Ainda de acordo com a entidade, o Plano Diretor (Lei municipal nº 11.181/2019) estabelece as diretrizes que devem nortear a ação pública no território da ADE Região da Lagoinha. Pelo dispositivo, a Lagoinha deve ser um local de cultura, turismo, habitação e economia criativa, e não de assistência social.
“Dentro da ADE não poderia existir este tipo de equipamento. Já temos muitos equipamentos sociais aqui. Agora querem vir com um albergue de 500 pessoas.

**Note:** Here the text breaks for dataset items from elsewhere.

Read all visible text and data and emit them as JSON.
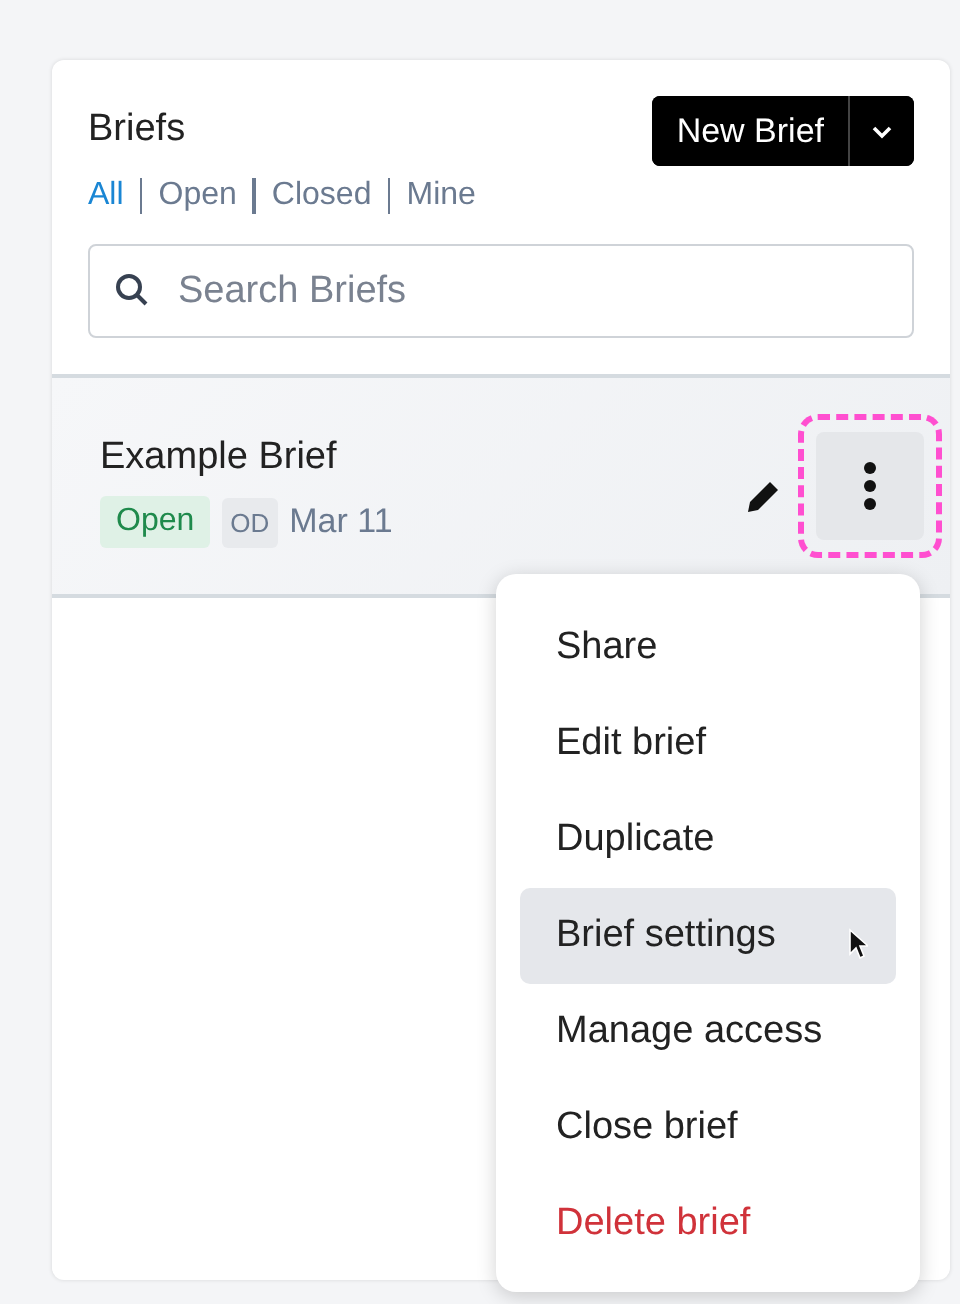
{
  "panel": {
    "title": "Briefs",
    "new_button": {
      "label": "New Brief"
    },
    "filters": [
      {
        "label": "All",
        "selected": true
      },
      {
        "label": "Open",
        "selected": false
      },
      {
        "label": "Closed",
        "selected": false
      },
      {
        "label": "Mine",
        "selected": false
      }
    ],
    "search": {
      "placeholder": "Search Briefs"
    },
    "briefs": [
      {
        "title": "Example Brief",
        "status": "Open",
        "initials": "OD",
        "date": "Mar 11",
        "menu_highlighted": true
      }
    ]
  },
  "menu": {
    "items": [
      {
        "label": "Share",
        "kind": "normal",
        "selected": false
      },
      {
        "label": "Edit brief",
        "kind": "normal",
        "selected": false
      },
      {
        "label": "Duplicate",
        "kind": "normal",
        "selected": false
      },
      {
        "label": "Brief settings",
        "kind": "normal",
        "selected": true
      },
      {
        "label": "Manage access",
        "kind": "normal",
        "selected": false
      },
      {
        "label": "Close brief",
        "kind": "normal",
        "selected": false
      },
      {
        "label": "Delete brief",
        "kind": "danger",
        "selected": false
      }
    ]
  }
}
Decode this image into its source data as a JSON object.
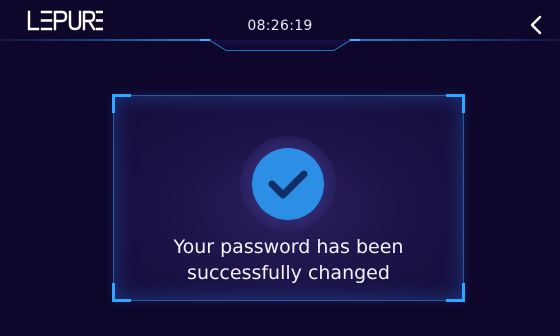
{
  "header": {
    "logo_text": "LEPURE",
    "time": "08:26:19",
    "back_icon": "chevron-left-icon"
  },
  "dialog": {
    "status_icon": "check-circle-icon",
    "message_line1": "Your password has been",
    "message_line2": "successfully changed"
  },
  "colors": {
    "background": "#0e072b",
    "accent": "#2fa6ff",
    "check_circle": "#2d8ee6",
    "text": "#f2f3f8"
  }
}
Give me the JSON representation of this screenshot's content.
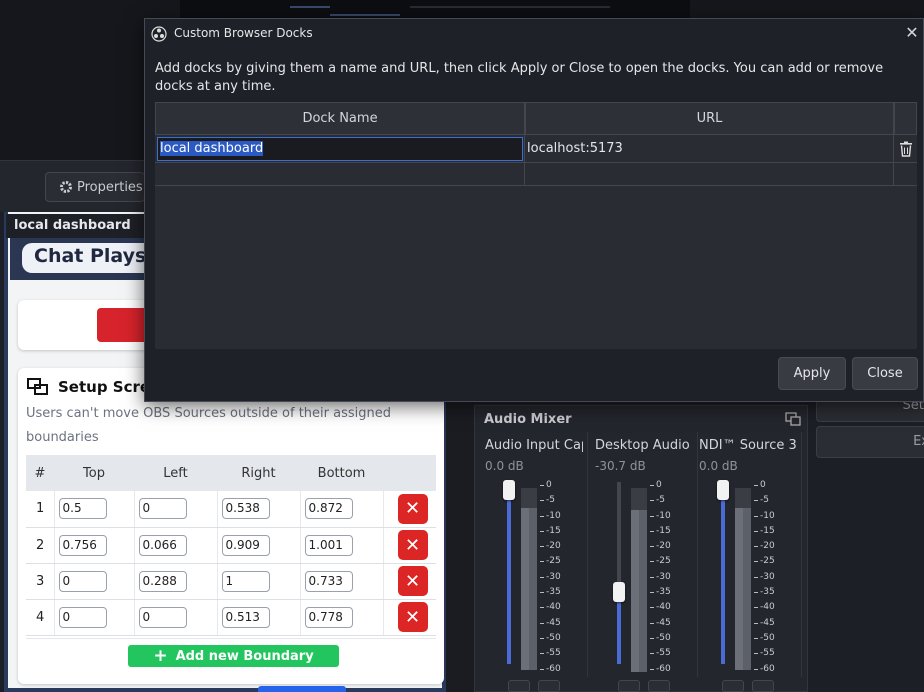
{
  "properties_button": "Properties",
  "dock": {
    "title": "local dashboard",
    "header_title": "Chat Plays"
  },
  "setup": {
    "title": "Setup Scre",
    "description": "Users can't move OBS Sources outside of their assigned boundaries",
    "columns": [
      "#",
      "Top",
      "Left",
      "Right",
      "Bottom"
    ],
    "rows": [
      {
        "num": "1",
        "top": "0.5",
        "left": "0",
        "right": "0.538",
        "bottom": "0.872"
      },
      {
        "num": "2",
        "top": "0.756",
        "left": "0.066",
        "right": "0.909",
        "bottom": "1.001"
      },
      {
        "num": "3",
        "top": "0",
        "left": "0.288",
        "right": "1",
        "bottom": "0.733"
      },
      {
        "num": "4",
        "top": "0",
        "left": "0",
        "right": "0.513",
        "bottom": "0.778"
      }
    ],
    "delete_symbol": "✕",
    "add_label": "Add new Boundary",
    "add_icon": "+"
  },
  "mixer": {
    "title": "Audio Mixer",
    "scale": [
      "0",
      "-5",
      "-10",
      "-15",
      "-20",
      "-25",
      "-30",
      "-35",
      "-40",
      "-45",
      "-50",
      "-55",
      "-60"
    ],
    "channels": [
      {
        "name": "Audio Input Capt",
        "db": "0.0 dB",
        "level": 1.0
      },
      {
        "name": "Desktop Audio",
        "db": "-30.7 dB",
        "level": 0.44
      },
      {
        "name": "NDI™ Source 3",
        "db": "0.0 dB",
        "level": 1.0
      }
    ]
  },
  "right_buttons": [
    "Sett",
    "Ex"
  ],
  "dialog": {
    "title": "Custom Browser Docks",
    "description": "Add docks by giving them a name and URL, then click Apply or Close to open the docks. You can add or remove docks at any time.",
    "col_name": "Dock Name",
    "col_url": "URL",
    "row_name": "local dashboard",
    "row_url": "localhost:5173",
    "apply": "Apply",
    "close": "Close",
    "close_glyph": "✕"
  }
}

Esse impacto a Lagoinha não suporta”, diz Teresa.
Descumprimento de acordo
A associação ressalta que desde a audiência pública, feita em 26 de abril, ficou acordado com os moradores que a PBH, junto com a Câmara Municipal, destinaria os recursos para a elaboração do plano, bem como intensificaria as medidas de fiscalização, e criaria um mecanismo para organizar a assistência social na região.
Porém, a Prefeitura, por meio da Secretaria Municipal de Assistência Social, Segurança Alimentar e Cidadania, decidiu, sem consultar a população, instalar um albergue na região.
A presidente da associação destaca que não houve um estudo prévio que demonstrasse a demanda e a compatibilidade com as regras de uso e ocupação do solo para um albergue na região. Segundo Teresa, o Plano Municipal de Assistência Social (2022-2025), aprovado recentemente pela Resolução CMAS n° 10/2022, não indica a necessidade de criação de um albergue na regional Noroeste, muito menos na região da Lagoinha.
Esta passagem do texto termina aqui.